Crystallization-Driven Ni Nanoparticle Redispersion Unlocks Metal–Acid Synergy in Long-Chain Alkane Isomerization

Long-chain alkane hydroisomerization constitutes an essential catalytic transformation within the petroleum refining process, enabling the production of high-performance, environmentally benign fuels and lubricants. Although Ni-based catalysts offer economic advantages compared to platinum analogues, their industrial application is limited by inferior metal dispersion and susceptibility to sintering. This study demonstrates an in situ recrystallization strategy to fabricate *MRE zeolite-supported Ni catalysts with precisely modulated metal distribution and tailored reducibility.
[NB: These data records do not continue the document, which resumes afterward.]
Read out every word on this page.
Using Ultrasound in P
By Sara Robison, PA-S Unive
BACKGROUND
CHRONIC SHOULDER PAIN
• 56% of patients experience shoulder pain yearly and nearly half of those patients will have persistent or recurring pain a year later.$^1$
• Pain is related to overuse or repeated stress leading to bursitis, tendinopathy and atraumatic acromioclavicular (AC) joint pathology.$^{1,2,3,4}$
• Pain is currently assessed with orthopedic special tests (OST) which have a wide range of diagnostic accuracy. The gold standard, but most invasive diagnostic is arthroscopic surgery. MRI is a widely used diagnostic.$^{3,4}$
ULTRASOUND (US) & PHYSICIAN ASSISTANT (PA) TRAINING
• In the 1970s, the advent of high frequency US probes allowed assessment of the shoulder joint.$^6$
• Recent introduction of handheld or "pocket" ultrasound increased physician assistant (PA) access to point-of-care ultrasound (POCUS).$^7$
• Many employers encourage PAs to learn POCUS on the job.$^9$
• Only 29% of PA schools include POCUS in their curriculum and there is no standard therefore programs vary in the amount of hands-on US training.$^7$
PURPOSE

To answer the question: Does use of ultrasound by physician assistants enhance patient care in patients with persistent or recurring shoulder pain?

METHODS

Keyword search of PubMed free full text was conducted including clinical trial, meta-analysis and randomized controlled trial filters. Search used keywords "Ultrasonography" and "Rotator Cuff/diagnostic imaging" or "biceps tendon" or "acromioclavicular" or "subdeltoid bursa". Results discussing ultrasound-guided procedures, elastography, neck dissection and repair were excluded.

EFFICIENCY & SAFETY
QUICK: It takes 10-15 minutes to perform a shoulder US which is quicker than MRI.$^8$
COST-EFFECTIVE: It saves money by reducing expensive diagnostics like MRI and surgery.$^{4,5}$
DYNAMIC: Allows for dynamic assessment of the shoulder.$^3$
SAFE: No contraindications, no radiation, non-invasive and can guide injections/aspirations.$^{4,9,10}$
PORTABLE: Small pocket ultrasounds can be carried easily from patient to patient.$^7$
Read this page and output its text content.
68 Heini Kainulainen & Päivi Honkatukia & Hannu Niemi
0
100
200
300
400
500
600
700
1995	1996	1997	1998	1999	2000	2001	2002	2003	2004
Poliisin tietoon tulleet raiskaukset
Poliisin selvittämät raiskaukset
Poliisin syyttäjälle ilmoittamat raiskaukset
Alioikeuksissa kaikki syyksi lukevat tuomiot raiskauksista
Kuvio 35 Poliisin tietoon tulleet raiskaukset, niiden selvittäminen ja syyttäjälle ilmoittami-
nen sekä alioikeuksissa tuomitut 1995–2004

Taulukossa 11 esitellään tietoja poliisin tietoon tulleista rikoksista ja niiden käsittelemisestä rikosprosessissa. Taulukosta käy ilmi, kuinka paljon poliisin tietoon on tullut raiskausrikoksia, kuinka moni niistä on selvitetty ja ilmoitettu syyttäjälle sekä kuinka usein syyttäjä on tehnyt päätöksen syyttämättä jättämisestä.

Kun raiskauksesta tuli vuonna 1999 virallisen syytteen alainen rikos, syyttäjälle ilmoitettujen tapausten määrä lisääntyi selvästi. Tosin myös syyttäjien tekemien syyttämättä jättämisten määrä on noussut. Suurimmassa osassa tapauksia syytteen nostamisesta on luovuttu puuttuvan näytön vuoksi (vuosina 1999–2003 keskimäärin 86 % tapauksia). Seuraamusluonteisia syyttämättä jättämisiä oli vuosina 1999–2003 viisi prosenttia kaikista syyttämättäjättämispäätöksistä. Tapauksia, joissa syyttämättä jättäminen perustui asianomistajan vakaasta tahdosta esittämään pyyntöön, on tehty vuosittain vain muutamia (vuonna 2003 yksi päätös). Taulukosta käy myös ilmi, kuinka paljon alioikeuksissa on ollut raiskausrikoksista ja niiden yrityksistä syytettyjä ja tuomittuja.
The optimized catalyst achieves an isomer yield of 87.3% in n-dodecane hydroisomerization. This performance surpasses all documented Ni-based systems and demonstrates parity with benchmark Pt catalysts while sustaining operational stability over 1000 h. Characterization techniques, including STEM, in situ DRIFT spectroscopy, and EXAFS, reveal that the dynamic redistribution of Ni species occurs during zeolite crystallization, facilitated by organic structure-directing agents. Simultaneously, the recrystallization process effectively isolates active silicon precursors from Ni, thereby minimizing the formation of inert nickel phases. Furthermore, the formation of Ni–O–Si structures has been shown to enhance the metal dispersion stability. This crystallization-driven metal redispersion strategy provides a paradigm for the rational design of metal–zeolite bifunctional catalysts.